Vessels are stated at cost, which consists of the contract price and any material expenses incurred upon acquisition (initial repairs, improvements and delivery expenses, interest and on-site supervision costs incurred during the construction periods). Subsequent expenditures for conversions and major improvements are also capitalized when they appreciably extend the life, increase the earning capacity or improve the efficiency or safety of the vessels.

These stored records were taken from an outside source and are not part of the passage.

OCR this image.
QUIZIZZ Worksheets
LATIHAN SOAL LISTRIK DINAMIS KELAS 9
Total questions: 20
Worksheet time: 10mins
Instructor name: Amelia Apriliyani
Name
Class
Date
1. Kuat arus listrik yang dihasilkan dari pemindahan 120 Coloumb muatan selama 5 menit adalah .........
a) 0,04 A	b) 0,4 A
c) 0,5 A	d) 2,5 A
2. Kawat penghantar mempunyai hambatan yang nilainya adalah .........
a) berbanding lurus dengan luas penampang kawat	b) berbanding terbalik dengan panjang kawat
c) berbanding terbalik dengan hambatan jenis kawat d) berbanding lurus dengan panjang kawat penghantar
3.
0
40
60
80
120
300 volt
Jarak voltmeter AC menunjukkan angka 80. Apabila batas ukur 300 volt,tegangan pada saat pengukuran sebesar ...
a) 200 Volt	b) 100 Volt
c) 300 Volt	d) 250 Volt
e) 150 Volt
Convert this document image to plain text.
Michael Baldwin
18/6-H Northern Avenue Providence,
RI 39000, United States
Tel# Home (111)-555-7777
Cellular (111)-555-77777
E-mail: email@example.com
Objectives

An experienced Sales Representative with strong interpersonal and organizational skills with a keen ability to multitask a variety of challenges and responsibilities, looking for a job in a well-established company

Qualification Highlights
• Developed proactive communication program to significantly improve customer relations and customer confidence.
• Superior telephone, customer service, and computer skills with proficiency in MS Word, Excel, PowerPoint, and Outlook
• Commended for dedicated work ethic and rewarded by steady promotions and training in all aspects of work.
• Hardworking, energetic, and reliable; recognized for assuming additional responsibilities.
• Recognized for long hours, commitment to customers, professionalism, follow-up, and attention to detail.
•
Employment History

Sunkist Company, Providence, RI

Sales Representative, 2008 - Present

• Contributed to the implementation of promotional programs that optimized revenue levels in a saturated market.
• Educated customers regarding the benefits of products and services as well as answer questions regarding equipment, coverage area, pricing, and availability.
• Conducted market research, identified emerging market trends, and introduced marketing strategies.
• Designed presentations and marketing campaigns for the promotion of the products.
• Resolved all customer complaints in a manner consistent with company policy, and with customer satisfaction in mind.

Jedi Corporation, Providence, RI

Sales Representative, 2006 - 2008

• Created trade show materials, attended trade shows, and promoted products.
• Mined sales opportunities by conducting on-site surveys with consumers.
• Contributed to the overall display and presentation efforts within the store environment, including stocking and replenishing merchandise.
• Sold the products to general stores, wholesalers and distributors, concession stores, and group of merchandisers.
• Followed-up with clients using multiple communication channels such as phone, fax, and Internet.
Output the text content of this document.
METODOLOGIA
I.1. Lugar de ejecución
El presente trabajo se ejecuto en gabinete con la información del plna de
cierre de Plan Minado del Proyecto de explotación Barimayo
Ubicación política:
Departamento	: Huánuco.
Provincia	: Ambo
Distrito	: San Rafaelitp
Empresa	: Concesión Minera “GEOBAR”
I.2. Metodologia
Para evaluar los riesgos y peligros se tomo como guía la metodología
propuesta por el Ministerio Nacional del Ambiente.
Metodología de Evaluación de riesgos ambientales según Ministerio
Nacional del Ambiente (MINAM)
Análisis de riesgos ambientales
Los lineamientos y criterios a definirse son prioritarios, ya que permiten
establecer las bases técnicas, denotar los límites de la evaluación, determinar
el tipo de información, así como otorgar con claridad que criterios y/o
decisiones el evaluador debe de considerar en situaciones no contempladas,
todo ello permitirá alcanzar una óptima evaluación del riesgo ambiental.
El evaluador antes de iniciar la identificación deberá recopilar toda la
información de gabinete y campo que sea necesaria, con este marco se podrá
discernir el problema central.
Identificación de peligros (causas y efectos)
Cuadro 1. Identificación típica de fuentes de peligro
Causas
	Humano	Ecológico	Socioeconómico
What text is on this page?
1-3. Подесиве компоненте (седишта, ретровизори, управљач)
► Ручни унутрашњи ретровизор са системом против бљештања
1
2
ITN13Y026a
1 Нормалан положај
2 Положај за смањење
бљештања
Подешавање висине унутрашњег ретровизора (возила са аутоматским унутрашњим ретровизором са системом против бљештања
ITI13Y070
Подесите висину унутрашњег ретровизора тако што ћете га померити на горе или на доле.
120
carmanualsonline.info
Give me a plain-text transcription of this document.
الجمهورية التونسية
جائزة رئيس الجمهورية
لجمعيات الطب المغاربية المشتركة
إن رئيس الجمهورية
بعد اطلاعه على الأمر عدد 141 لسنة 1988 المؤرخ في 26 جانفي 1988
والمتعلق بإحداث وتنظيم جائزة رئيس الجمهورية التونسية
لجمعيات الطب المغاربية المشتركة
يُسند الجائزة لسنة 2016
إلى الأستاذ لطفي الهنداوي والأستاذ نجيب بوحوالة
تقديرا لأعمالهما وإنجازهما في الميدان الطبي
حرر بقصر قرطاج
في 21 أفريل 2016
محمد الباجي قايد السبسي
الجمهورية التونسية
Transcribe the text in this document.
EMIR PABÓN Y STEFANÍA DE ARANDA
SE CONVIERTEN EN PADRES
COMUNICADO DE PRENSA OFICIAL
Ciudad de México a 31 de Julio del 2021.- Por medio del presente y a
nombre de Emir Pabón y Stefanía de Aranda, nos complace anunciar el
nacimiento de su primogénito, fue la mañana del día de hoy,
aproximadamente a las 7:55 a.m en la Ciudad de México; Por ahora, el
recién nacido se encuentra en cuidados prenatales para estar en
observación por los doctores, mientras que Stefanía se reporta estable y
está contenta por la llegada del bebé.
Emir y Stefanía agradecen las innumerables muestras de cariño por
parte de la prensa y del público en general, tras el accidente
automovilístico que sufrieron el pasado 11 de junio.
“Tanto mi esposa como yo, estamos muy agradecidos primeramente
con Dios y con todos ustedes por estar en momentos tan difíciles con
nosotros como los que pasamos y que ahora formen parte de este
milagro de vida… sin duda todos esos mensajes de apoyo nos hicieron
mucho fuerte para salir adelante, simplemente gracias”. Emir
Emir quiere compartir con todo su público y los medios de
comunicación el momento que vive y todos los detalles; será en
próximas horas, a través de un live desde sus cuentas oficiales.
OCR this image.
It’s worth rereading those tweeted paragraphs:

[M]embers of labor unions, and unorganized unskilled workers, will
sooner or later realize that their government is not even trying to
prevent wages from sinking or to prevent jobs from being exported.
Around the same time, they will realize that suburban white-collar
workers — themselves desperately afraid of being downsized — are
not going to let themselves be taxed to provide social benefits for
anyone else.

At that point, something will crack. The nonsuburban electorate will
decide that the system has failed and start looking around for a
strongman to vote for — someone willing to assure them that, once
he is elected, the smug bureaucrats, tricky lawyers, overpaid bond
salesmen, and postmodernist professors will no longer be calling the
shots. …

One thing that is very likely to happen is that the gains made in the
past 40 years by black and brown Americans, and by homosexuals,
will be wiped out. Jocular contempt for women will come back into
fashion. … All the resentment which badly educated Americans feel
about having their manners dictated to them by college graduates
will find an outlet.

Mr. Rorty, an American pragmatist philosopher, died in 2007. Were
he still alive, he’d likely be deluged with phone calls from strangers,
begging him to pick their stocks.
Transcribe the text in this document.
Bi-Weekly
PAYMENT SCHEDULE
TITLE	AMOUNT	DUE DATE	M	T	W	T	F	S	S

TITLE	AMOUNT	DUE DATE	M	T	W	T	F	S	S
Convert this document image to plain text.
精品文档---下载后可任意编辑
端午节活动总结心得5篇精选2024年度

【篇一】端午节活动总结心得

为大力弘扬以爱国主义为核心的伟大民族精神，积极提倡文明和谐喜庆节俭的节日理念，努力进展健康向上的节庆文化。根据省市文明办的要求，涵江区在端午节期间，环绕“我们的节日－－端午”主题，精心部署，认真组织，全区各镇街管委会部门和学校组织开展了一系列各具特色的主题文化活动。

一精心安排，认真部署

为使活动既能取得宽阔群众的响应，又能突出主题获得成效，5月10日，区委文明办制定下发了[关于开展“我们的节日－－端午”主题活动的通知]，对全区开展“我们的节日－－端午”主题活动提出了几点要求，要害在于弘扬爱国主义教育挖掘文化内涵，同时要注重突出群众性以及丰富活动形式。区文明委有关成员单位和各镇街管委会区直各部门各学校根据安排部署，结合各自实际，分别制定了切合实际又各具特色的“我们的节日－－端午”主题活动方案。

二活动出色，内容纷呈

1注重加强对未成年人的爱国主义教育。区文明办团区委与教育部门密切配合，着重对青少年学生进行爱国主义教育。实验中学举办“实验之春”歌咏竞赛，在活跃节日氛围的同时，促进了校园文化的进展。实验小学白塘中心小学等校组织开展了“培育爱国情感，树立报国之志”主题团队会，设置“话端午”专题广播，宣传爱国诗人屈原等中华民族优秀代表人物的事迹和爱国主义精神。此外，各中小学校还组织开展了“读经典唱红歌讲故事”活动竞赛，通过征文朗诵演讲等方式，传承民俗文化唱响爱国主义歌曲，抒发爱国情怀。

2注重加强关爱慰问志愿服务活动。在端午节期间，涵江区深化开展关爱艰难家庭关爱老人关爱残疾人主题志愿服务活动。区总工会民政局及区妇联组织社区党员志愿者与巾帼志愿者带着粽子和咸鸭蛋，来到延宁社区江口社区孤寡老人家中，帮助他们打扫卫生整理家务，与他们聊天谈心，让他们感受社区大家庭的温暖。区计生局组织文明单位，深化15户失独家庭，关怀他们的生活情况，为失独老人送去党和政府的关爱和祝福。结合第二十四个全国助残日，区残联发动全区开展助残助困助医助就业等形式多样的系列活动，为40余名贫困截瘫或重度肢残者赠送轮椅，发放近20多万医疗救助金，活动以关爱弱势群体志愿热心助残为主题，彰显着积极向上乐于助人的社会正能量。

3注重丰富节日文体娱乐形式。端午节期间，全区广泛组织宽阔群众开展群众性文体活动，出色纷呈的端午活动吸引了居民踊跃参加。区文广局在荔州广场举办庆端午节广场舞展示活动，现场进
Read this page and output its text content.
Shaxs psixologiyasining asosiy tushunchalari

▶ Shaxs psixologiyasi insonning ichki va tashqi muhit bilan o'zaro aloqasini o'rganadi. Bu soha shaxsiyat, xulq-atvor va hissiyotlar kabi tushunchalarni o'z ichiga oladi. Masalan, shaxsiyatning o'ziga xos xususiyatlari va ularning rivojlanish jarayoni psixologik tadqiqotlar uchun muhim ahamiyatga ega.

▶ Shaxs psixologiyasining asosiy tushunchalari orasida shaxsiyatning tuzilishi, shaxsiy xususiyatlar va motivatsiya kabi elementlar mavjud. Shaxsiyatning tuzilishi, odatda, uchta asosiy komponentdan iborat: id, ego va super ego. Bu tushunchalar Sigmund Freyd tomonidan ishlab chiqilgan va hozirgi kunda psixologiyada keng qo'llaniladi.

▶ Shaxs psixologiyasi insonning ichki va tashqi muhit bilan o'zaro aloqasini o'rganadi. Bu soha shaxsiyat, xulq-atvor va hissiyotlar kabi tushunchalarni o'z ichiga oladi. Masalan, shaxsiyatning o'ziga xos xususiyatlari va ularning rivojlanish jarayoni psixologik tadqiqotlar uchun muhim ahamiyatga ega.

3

We depreciate our vessels based on a straight line basis over the expected useful life of each vessel, which is 30 years from the date of their initial delivery from the shipyard, which we believe is within industry standards and represents the most reasonable useful life for each of our vessels. Depreciation is based on the cost of the vessel less its estimated residual value. Secondhand vessels are depreciated from the date of their acquisition through their remaining estimated useful lives.
We review for impairment long-lived assets held and used whenever events or changes in circumstances indicate that the carrying amount of the assets may not be recoverable. In this respect, we review our fleet for impairment on a vessel by vessel basis. When the estimate of undiscounted projected net operating cash flows, excluding interest charges, expected to be generated by the use of the vessel is less than its carrying amount, we evaluate the vessel for impairment loss. The impairment loss is determined by the difference between the carrying amount of the vessel and the fair value of the vessel. If our estimate of undiscounted projected net operating cash flows for any vessel is lower than the vessel’s carrying value, the carrying value is written down, by recording an impairment loss to operations, to the vessel’s fair market value if the fair market value is lower than the vessel’s carrying value.